Question

A political candidate has asked his/her assistant to conduct a poll to determine the percentage of people in the community that supports him/her. If the candidate wants a 3% margin of error at a 90% confidence level, what size of sample is needed

Answer 1

Answer:

A sample size of 752 is needed.

Step-by-step explanation:

In a sample with a number n of people surveyed with a probability of a success of $\pi$, and a confidence level of $1-\alpha$, we have the following confidence interval of proportions.

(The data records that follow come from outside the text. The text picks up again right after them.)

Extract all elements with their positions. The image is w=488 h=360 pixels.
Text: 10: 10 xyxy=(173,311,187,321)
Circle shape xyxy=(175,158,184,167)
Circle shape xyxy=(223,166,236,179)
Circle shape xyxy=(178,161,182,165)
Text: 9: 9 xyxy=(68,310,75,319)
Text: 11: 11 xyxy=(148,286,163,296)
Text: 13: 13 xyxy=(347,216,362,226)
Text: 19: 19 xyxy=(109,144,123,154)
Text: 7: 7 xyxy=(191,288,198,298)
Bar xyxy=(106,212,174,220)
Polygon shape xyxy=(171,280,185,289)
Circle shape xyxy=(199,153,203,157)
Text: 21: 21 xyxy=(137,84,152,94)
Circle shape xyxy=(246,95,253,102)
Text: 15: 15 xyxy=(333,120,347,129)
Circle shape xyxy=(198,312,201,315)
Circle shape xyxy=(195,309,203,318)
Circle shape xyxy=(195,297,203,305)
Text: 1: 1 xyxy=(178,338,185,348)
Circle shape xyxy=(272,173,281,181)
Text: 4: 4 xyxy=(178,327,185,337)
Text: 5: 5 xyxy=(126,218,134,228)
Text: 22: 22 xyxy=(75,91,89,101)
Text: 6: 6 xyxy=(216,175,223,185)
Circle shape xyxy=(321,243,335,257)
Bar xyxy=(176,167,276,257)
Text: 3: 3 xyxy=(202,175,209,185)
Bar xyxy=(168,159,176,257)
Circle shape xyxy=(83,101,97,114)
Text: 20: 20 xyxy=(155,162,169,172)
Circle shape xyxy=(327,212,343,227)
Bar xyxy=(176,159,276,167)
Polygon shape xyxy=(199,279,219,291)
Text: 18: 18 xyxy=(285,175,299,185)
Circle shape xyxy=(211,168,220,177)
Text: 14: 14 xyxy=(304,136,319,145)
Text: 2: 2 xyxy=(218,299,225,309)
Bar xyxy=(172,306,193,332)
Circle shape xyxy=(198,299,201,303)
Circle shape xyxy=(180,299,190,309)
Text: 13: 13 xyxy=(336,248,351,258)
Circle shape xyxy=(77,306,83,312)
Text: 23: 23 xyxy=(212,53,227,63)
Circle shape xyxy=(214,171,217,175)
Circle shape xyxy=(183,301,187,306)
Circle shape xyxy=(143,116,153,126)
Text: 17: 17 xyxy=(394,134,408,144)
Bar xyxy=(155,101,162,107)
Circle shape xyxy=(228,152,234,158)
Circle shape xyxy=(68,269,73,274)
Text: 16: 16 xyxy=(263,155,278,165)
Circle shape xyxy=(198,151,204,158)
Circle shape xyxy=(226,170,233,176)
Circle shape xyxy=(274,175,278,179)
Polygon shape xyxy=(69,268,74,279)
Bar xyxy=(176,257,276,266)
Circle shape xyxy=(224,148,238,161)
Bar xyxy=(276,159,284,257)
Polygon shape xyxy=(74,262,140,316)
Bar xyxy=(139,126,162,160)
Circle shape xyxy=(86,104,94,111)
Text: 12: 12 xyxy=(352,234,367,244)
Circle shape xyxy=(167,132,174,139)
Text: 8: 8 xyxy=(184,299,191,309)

$\pi \pm z\sqrt{\frac{\pi(1-\pi)}{n}}$

In which

z is the z-score that has a p-value of $1 - \frac{\alpha}{2}$.

The margin of error is of:

$M = z\sqrt{\frac{\pi(1-\pi)}{n}}$

90% confidence level

So $\alpha = 0.1$, z is the value of Z that has a p-value of $1 - \frac{0.1}{2} = 0.95$, so $Z = 1.645$.

If the candidate wants a 3% margin of error at a 90% confidence level, what size of sample is needed?

We have no estimate of the proportion, so we use $\pi = 0.5$.

The sample size is n for which M = 0.03. So

$M = z\sqrt{\frac{\pi(1-\pi)}{n}}$

$0.03 = 1.645\sqrt{\frac{0.5*0.5}{n}}$

$0.03\sqrt{n} = 1.645*0.5$

$\sqrt{n} = \frac{1.645*0.5}{0.03}$

$(\sqrt{n})^2 = (\frac{1.645*0.5}{0.03})^2$

$n = 751.67$

Rounding up:

A sample size of 752 is needed.